Второй сюрприз он получил, когда обедал у профессора Баумгартена. Утренняя сцена уже лишила его аппетита, но за столом его душевному спокойствию был нанесен новый удар, когда приятель, тоже студент, весело сообщил ему, что собирается в Америку и сочтет приятным долгом заехать к «lieber Herr Professor Bhaer»[237], чтобы рассказать ему, как великолепно его протеже развлекается в Лейпциге. Сердце у Ната упало, как только он представил, какое впечатление эти яркие рассказы произведут в Пламфильде, – не то чтобы он сознательно обманывал своих друзей, но в его письмах многое оставалось недоговоренным – и, когда Карлсен добавил, дружески подмигнув, что лишь намекнет на предстоящую помолвку прелестной Минны с его «задушевным другом», Нат неожиданно осознал свое горячее желание, чтобы его новый, столь навязчивый «задушевный друг» пошел на дно, прежде чем ему удастся добраться до Пламфильда и разрушить все его, Ната, надежды своими рассказами о прошедшей зиме, проведенной им в пустых забавах. Собравшись с мыслями, он с поистине – как ему казалось – мефистофельской[238] ловкостью предостерег Карлсена от всяких рассказов и дал ему такие запутанные указания относительно местонахождения Пламфильда, что было бы истинным чудом, если бы его собеседник когда-либо нашел профессора Баэра. Но обед оказался совершенно испорчен для Ната.
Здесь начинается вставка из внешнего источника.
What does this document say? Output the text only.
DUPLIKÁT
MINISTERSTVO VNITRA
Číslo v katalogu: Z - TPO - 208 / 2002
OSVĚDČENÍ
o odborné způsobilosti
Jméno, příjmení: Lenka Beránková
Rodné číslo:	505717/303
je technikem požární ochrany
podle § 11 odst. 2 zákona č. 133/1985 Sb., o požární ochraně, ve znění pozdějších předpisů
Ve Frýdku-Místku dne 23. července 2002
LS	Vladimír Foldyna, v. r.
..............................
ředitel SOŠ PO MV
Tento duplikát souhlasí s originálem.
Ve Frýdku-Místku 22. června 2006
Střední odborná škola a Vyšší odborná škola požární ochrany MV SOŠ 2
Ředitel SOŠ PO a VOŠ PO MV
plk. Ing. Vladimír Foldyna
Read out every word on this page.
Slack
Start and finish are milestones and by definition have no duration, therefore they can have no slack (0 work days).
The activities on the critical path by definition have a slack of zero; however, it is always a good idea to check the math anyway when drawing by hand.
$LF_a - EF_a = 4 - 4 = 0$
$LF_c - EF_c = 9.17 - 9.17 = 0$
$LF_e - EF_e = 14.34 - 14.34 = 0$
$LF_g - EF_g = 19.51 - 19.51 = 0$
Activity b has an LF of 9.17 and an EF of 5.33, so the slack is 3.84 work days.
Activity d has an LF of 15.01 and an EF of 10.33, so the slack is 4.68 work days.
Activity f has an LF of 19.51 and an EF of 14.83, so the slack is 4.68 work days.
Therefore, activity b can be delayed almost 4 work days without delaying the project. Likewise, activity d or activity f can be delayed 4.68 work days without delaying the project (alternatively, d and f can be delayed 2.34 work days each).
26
Он постарался уйти пораньше и долго бродил по улицам в унынии, не испытывая никакого желания идти в театр, а после спектакля отужинать, как собирался, в обществе веселых товарищей. Он немного утешился тем, что подал милостыню нескольким нищим, осчастливил двух детей позолоченными имбирными пряниками и выпил в одиночестве стакан пива за здоровье Дейзи, пожелав себе лучше провести наступивший год, чем провел прошедший.
Наконец он пришел домой, где его ожидал третий сюрприз в виде множества счетов, которые свалились как снег на голову и погребли его под лавиной угрызений совести, отчаяния и отвращения к самому себе. Этих счетов пришло так много, и они оказались так велики, что он был поражен и испуган, поскольку, как и предполагал мудрый мистер Баэр, плохо представлял себе ценность денег. Чтобы расплатиться по всем счетам сразу, потребовалось бы опустошить его счет в банке и остаться без гроша на следующие шесть месяцев, если только он не напишет домой и не попросит выслать еще денег. Он предпочел бы голодать, чем сделать это; и первой его мыслью было поискать выход за игорным столом, куда его часто пытались заманить новые друзья. Но перед отъездом он обещал мистеру Баэру не поддаться искушению, которое тогда считал совершенно нереальным, и теперь не мог добавить еще одно прегрешение к уже и без того длинному списку. Занять он не мог, побираться тоже. Что мог он сделать? Ведь эти ужасные счета требовалось непременно оплатить, а уроки должны были продолжаться, или его путешествие в Европу окажется позорным провалом. Но ведь он должен пока на что-то жить. А как? Мучимый угрызениями совести, он видел теперь, слишком поздно, куда плыл по течению, и часами ходил по своим красивым комнатам, чувствуя, что увязает в Болоте Уныния, и не видя руки, что могла бы помочь ему выбраться… во всяком случае, он думал так, пока не принесли почту. В ней среди новых счетов был и один сильно потрепанный конверт с американской маркой.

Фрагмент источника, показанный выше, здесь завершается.